Lulu Film 2014

Hoekstra, known for Hemel (2012) and The Little Riders, gives a raw, fearless performance. She doesn’t play Lulu as a seductress or a tragic innocent. Instead, Lulu is playful, cold, vulnerable, and reckless—sometimes in the same scene. Her face oscillates between ecstatic joy and dead-eyed dissociation. In the film’s second half, as her world contracts, Hoekstra masterfully conveys a woman who has mistaken chaos for freedom. She deserved far wider international recognition for this role.

Director: Mohamed Hisham
Country: Egypt
Genre: Short Drama / Social Realism
Runtime: Approx. 20–25 minutes

Visually, this Lulu is a triumph. Kaurismäki opts for a neo-noir aesthetic, utilizing cramped interiors and cold, urban landscapes that emphasize the protagonist’s isolation.
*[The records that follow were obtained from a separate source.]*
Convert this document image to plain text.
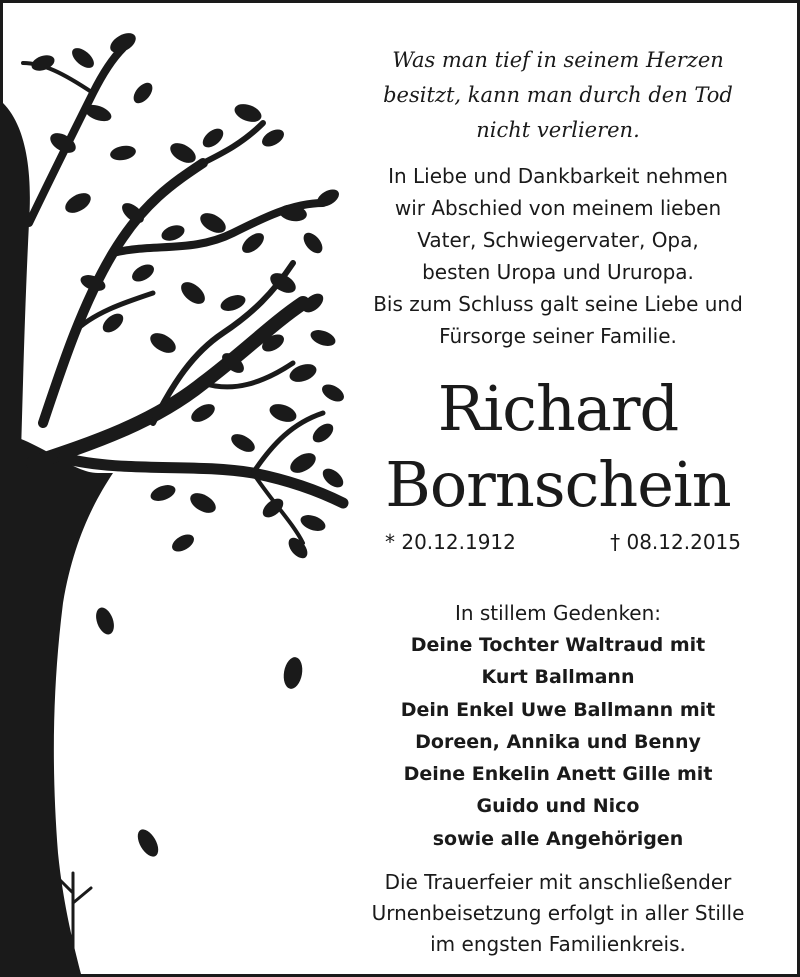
Was man tief in seinem Herzen
besitzt, kann man durch den Tod
nicht verlieren.
In Liebe und Dankbarkeit nehmen
wir Abschied von meinem lieben
Vater, Schwiegervater, Opa,
besten Uropa und Ururopa.
Bis zum Schluss galt seine Liebe und
Fürsorge seiner Familie.
Richard
Bornschein
* 20.12.1912	† 08.12.2015
In stillem Gedenken:
Deine Tochter Waltraud mit
Kurt Ballmann
Dein Enkel Uwe Ballmann mit
Doreen, Annika und Benny
Deine Enkelin Anett Gille mit
Guido und Nico
sowie alle Angehörigen
Die Trauerfeier mit anschließender
Urnenbeisetzung erfolgt in aller Stille
im engsten Familienkreis.
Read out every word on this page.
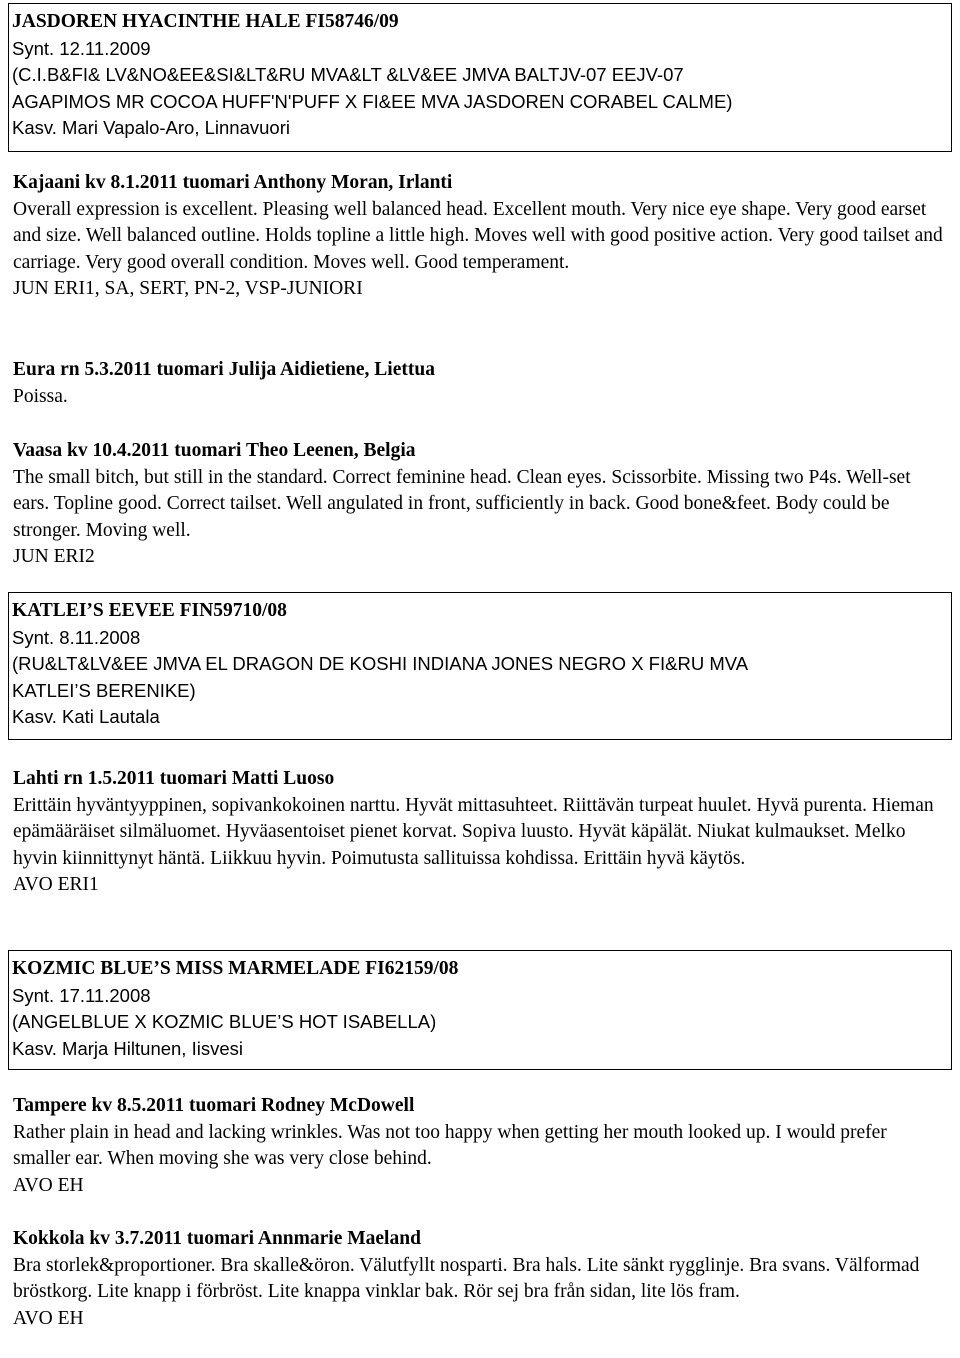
JASDOREN HYACINTHE HALE FI58746/09
Synt. 12.11.2009
(C.I.B&FI& LV&NO&EE&SI&LT&RU MVA&LT &LV&EE JMVA BALTJV-07 EEJV-07
AGAPIMOS MR COCOA HUFF'N'PUFF X FI&EE MVA JASDOREN CORABEL CALME)
Kasv. Mari Vapalo-Aro, Linnavuori
Kajaani kv 8.1.2011 tuomari Anthony Moran, Irlanti

Overall expression is excellent. Pleasing well balanced head. Excellent mouth. Very nice eye shape. Very good earset and size. Well balanced outline. Holds topline a little high. Moves well with good positive action. Very good tailset and carriage. Very good overall condition. Moves well. Good temperament.

JUN ERI1, SA, SERT, PN-2, VSP-JUNIORI
Eura rn 5.3.2011 tuomari Julija Aidietiene, Liettua

Poissa.

Vaasa kv 10.4.2011 tuomari Theo Leenen, Belgia

The small bitch, but still in the standard. Correct feminine head. Clean eyes. Scissorbite. Missing two P4s. Well-set ears. Topline good. Correct tailset. Well angulated in front, sufficiently in back. Good bone&feet. Body could be stronger. Moving well.

JUN ERI2
KATLEI’S EEVEE FIN59710/08
Synt. 8.11.2008
(RU&LT&LV&EE JMVA EL DRAGON DE KOSHI INDIANA JONES NEGRO X FI&RU MVA
KATLEI’S BERENIKE)
Kasv. Kati Lautala
Lahti rn 1.5.2011 tuomari Matti Luoso

Erittäin hyväntyyppinen, sopivankokoinen narttu. Hyvät mittasuhteet. Riittävän turpeat huulet. Hyvä purenta. Hieman epämääräiset silmäluomet. Hyväasentoiset pienet korvat. Sopiva luusto. Hyvät käpälät. Niukat kulmaukset. Melko hyvin kiinnittynyt häntä. Liikkuu hyvin. Poimutusta sallituissa kohdissa. Erittäin hyvä käytös.

AVO ERI1
KOZMIC BLUE’S MISS MARMELADE FI62159/08
Synt. 17.11.2008
(ANGELBLUE X KOZMIC BLUE’S HOT ISABELLA)
Kasv. Marja Hiltunen, Iisvesi
Tampere kv 8.5.2011 tuomari Rodney McDowell

Rather plain in head and lacking wrinkles. Was not too happy when getting her mouth looked up. I would prefer smaller ear. When moving she was very close behind.

AVO EH
Kokkola kv 3.7.2011 tuomari Annmarie Maeland

Bra storlek&proportioner. Bra skalle&öron. Välutfyllt nosparti. Bra hals. Lite sänkt rygglinje. Bra svans. Välformad bröstkorg. Lite knapp i förbröst. Lite knappa vinklar bak. Rör sej bra från sidan, lite lös fram.

AVO EH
The camera work is voyeuristic, often trapping Lulu in doorways or reflections, reinforcing the idea that she is always an object to be looked at, never a subject with true agency.

The pacing, however, is a point of contention. The film drags in its second act, feeling more like a filmed stage play than a cinematic experience. The dialogue retains the heavy, symbolic weight of Wedekind’s writing, which can feel clunky in a contemporary setting. The actors often seem to be delivering lines to the back of the theater rather than to one another. Lulu Film 2014

Rating: 7.8/10 (Recommended for fans of European arthouse cinema, feminist tragedy, and character studies.)
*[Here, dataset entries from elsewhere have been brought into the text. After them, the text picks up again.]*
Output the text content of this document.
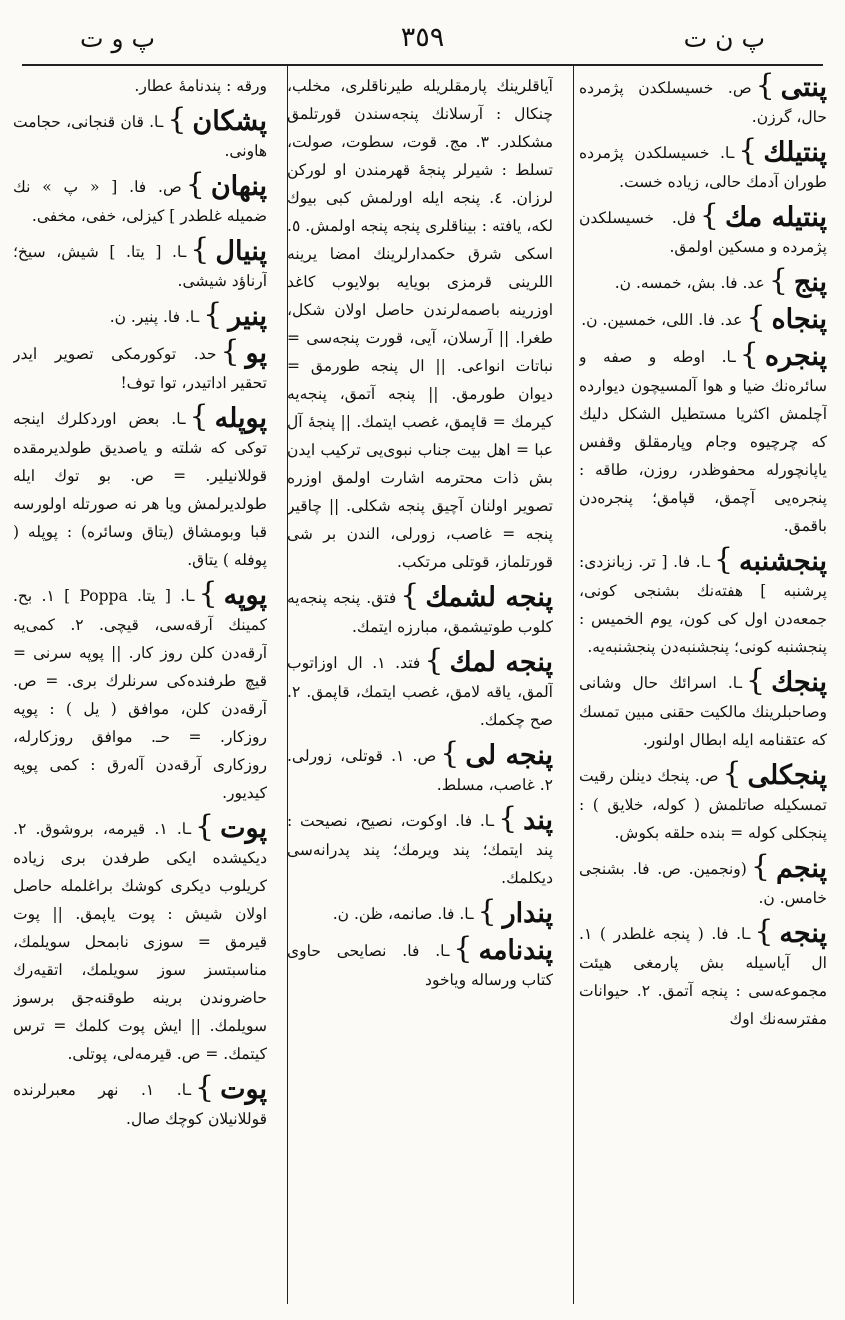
پ ن ت
٣٥٩
پ و ت
پنتی}ص. خسیسلکدن پژمرده حال، گرزن.
پنتیلك}ـا. خسیسلکدن پژمرده طوران آدمك حالی، زیاده خست.
پنتیله مك}فل. خسیسلکدن پژمرده و مسکین اولمق.
پنج}عد. فا. بش، خمسه. ن.
پنجاه}عد. فا. اللی، خمسین. ن.
پنجره}ـا. اوطه و صفه و سائره‌نك ضیا و هوا آلمسیچون دیوارده آچلمش اکثریا مستطیل الشکل دلیك که چرچیوه وجام وپارمقلق وقفس یاپانچورله محفوظدر، روزن، طاقه : پنجره‌یی آچمق، قپامق؛ پنجره‌دن باقمق.
پنجشنبه}ـا. فا. [ تر. زبانزدی: پرشنبه ] هفته‌نك بشنجی کونی، جمعه‌دن اول کی کون، یوم الخمیس : پنجشنبه کونی؛ پنجشنبه‌دن پنجشنبه‌یه.
پنجك}ـا. اسرائك حال وشانی وصاحبلرینك مالکیت حقنی مبین تمسك که عتقنامه ایله ابطال اولنور.
پنجکلی}ص. پنجك دینلن رقیت تمسکیله صاتلمش ( کوله، خلایق ) : پنجکلی کوله = بنده حلقه بکوش.
پنجم}(ونجمین. ص. فا. بشنجی خامس. ن.
پنجه}ـا. فا. ( پنجه غلطدر ) ١. ال آیاسیله بش پارمغی هیئت مجموعه‌سی : پنجه آتمق. ٢. حیوانات مفترسه‌نك اوك
آیاقلرینك پارمقلریله طیرناقلری، مخلب، چنکال : آرسلانك پنجه‌سندن قورتلمق مشکلدر. ٣. مج. قوت، سطوت، صولت، تسلط : شیرلر پنجهٔ قهرمندن او لورکن لرزان. ٤. پنجه ایله اورلمش کبی بیوك لکه، یافته : بیناقلری پنجه پنجه اولمش. ٥. اسکی شرق حکمدارلرینك امضا یرینه اللرینی قرمزی بویایه بولایوب کاغد اوزرینه باصمه‌لرندن حاصل اولان شکل، طغرا. || آرسلان، آیی، قورت پنجه‌سی = نباتات انواعی. || ال پنجه طورمق = دیوان طورمق. || پنجه آتمق، پنجه‌یه کیرمك = قاپمق، غصب ایتمك. || پنجهٔ آل عبا = اهل بیت جناب نبوی‌یی ترکیب ایدن بش ذات محترمه اشارت اولمق اوزره تصویر اولنان آچیق پنجه شکلی. || چاقیر پنجه = غاصب، زورلی، الندن بر شی قورتلماز، قوتلی مرتکب.
پنجه لشمك}فتق. پنجه پنجه‌یه کلوب طوتیشمق، مبارزه ایتمك.
پنجه لمك}فتد. ١. ال اوزاتوب آلمق، یاقه لامق، غصب ایتمك، قاپمق. ٢. صح چکمك.
پنجه لی}ص. ١. قوتلی، زورلی. ٢. غاصب، مسلط.
پند}ـا. فا. اوکوت، نصیح، نصیحت : پند ایتمك؛ پند ویرمك؛ پند پدرانه‌سی دیکلمك.
پندار}ـا. فا. صانمه، ظن. ن.
پندنامه}ـا. فا. نصایحی حاوی کتاب ورساله ویاخود
ورقه : پندنامهٔ عطار.
پشکان}ـا. قان قنجانی، حجامت هاونی.
پنهان}ص. فا. [ « پ » نك ضمیله غلطدر ] کیزلی، خفی، مخفی.
پنیال}ـا. [ یتا. ] شیش، سیخ؛ آرناؤد شیشی.
پنیر}ـا. فا. پنیر. ن.
پو}حد. توکورمکی تصویر ایدر تحقیر اداتیدر، توا توف!
پوپله}ـا. بعض اوردکلرك اینجه توکی که شلته و یاصدیق طولدیرمقده قوللانیلیر. = ص. بو توك ایله طولدیرلمش ویا هر نه صورتله اولورسه قبا وبومشاق (یتاق وسائره) : پوپله ( پوفله ) یتاق.
پوپه}ـا. [ یتا. Poppa ] ١. بح. کمینك آرقه‌سی، قیچی. ٢. کمی‌یه آرقه‌دن کلن روز کار. || پوپه سرنی = قیچ طرفنده‌کی سرنلرك بری. = ص. آرقه‌دن کلن، موافق ( یل ) : پوپه روزکار. = حـ. موافق روزکارله، روزکاری آرقه‌دن آله‌رق : کمی پوپه کیدیور.
پوت}ـا. ١. قیرمه، بروشوق. ٢. دیکیشده ایکی طرفدن بری زیاده کریلوب دیکری کوشك براغلمله حاصل اولان شیش : پوت یاپمق. || پوت قیرمق = سوزی نابمحل سویلمك، مناسبتسز سوز سویلمك، اتقیه‌رك حاضروندن برینه طوقنه‌جق برسوز سویلمك. || ایش پوت کلمك = ترس کیتمك. = ص. قیرمه‌لی، پوتلی.
پوت}ـا. ١. نهر معبرلرنده قوللانیلان کوچك صال.
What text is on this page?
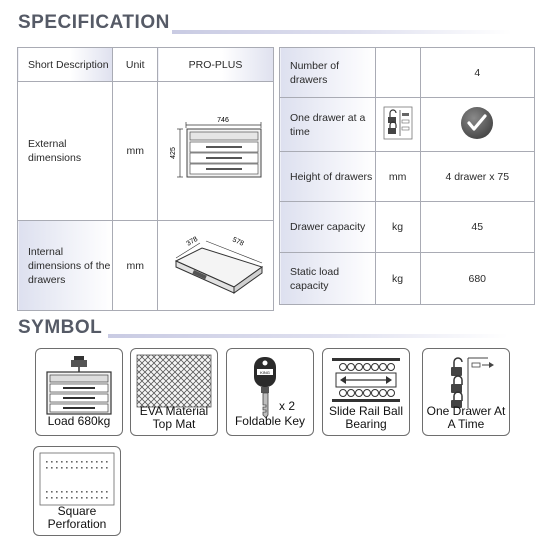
SPECIFICATION
Short Description	Unit	PRO-PLUS
External dimensions	mm	746
425

Internal dimensions of the drawers	mm	378 578
Number of drawers		4
One drawer at a time		
Height of drawers	mm	4 drawer x 75
Drawer capacity	kg	45
Static load capacity	kg	680
SYMBOL
Load 680kg
EVA Material Top Mat
KING
x 2
Foldable Key
Slide Rail Ball Bearing
One Drawer At A Time
Square Perforation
Watch if you liked: Fat Girl (2001), Lilja 4-ever (2002), Nymphomaniac Vol. I (2013), The Duke of Burgundy (2014 – for the power dynamics, not the style).
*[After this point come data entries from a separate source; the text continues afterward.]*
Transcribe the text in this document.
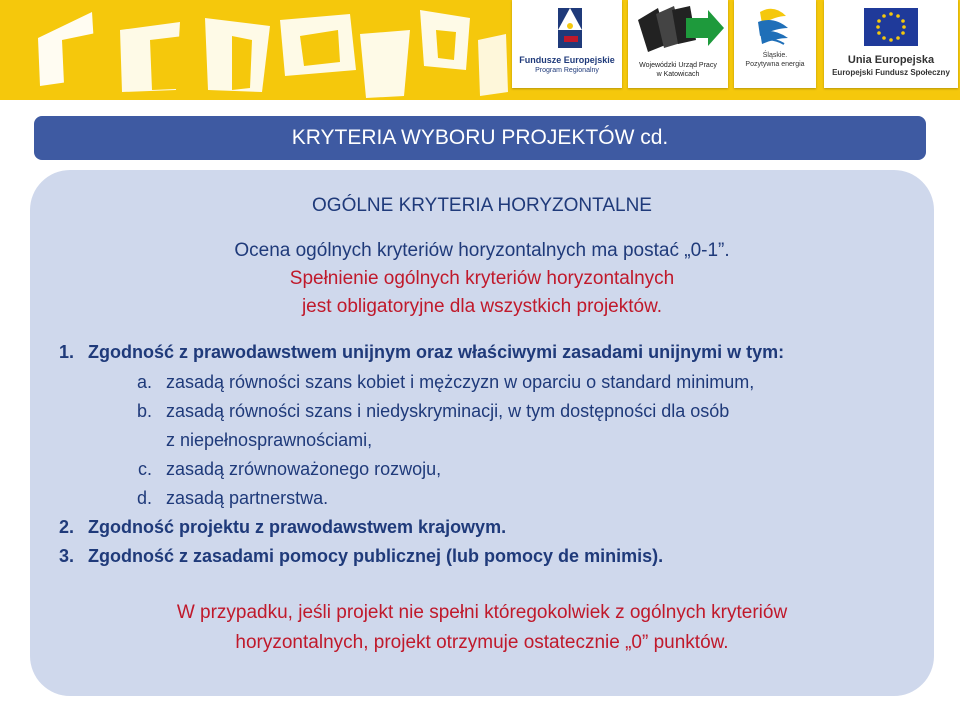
Fundusze Europejskie
Program Regionalny
Wojewódzki Urząd Pracy
w Katowicach
Śląskie.
Pozytywna energia	Unia Europejska
Europejski Fundusz Społeczny
KRYTERIA WYBORU PROJEKTÓW cd.
OGÓLNE KRYTERIA HORYZONTALNE
Ocena ogólnych kryteriów horyzontalnych ma postać „0-1”.
Spełnienie ogólnych kryteriów horyzontalnych
jest obligatoryjne dla wszystkich projektów.
1. Zgodność z prawodawstwem unijnym oraz właściwymi zasadami unijnymi w tym:
a. zasadą równości szans kobiet i mężczyzn w oparciu o standard minimum,
b. zasadą równości szans i niedyskryminacji, w tym dostępności dla osób
z niepełnosprawnościami,
c. zasadą zrównoważonego rozwoju,
d. zasadą partnerstwa.
2. Zgodność projektu z prawodawstwem krajowym.
3. Zgodność z zasadami pomocy publicznej (lub pomocy de minimis).
W przypadku, jeśli projekt nie spełni któregokolwiek z ogólnych kryteriów
horyzontalnych, projekt otrzymuje ostatecznie „0” punktów.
Skip if: You need plot-driven stories, hopeful endings, or if sexual violence as a narrative endpoint is a trigger. Hoekstra, known for Hemel (2012) and The Little

Lulu Film (2014) is an independent feature-length drama centered on themes of memory, identity, and the consequences of artistic obsession. It follows Lulu, a former child star-turned-filmmaker, as she attempts a radical autobiographical project that forces her to confront past choices, family fractures, and the blurred line between truth and performance.


To appreciate the Lulu Film 2014, one should place it in the lineage of Lulu adaptations:

| Film | Director | Year | Tone | Archetype | | :--- | :--- | :--- | :--- | :--- | | Pandora's Box | G.W. Pabst | 1929 | Expressionist, Tragic | Innocent destroyer | | Lulu | Walerian Borowczyk | 1980 | Erotic, Surreal | Carnal vessel | | Lulu on the Bridge | Paul Auster | 1998 | Magical realist | Redemptive muse | | Lulu Film 2014 | Thomas Arslan | 2014 | Minimalist, Existential | Corporate void | To appreciate the Lulu Film 2014 , one

The 2014 version is the only one where Lulu (or her proxy) does not die. She simply walks into a crowd, unremarkable and unchanged—a fate arguably more terrifying.

Lulu embarks on a self-reflexive film that re-stages pivotal moments of her life, recruiting real people from her past and fictionalizing them. The result is an unstable narrative that continually questions what a film can reveal and what it conceals.

Before diving in, it’s crucial to note that this Lulu is not the 2014 short film by Pradeep Sivan, nor the 2014 Indian Malayalam film Lulu. Instead, it is the Dutch-Belgian co-production starring Hannah Hoekstra as the title character. It premiered at the Netherlands Film Festival and is loosely inspired by Frank Wedekind’s 19th-century plays Earth Spirit and Pandora’s Box, which also inspired G.W. Pabst’s 1929 silent classic Pandora’s Box (with Louise Brooks) and Alban Berg’s opera Lulu.

Burger’s Lulu transplants Wedekind’s fin-de-siècle tragedy into modern-day Amsterdam’s art, fashion, and party scene.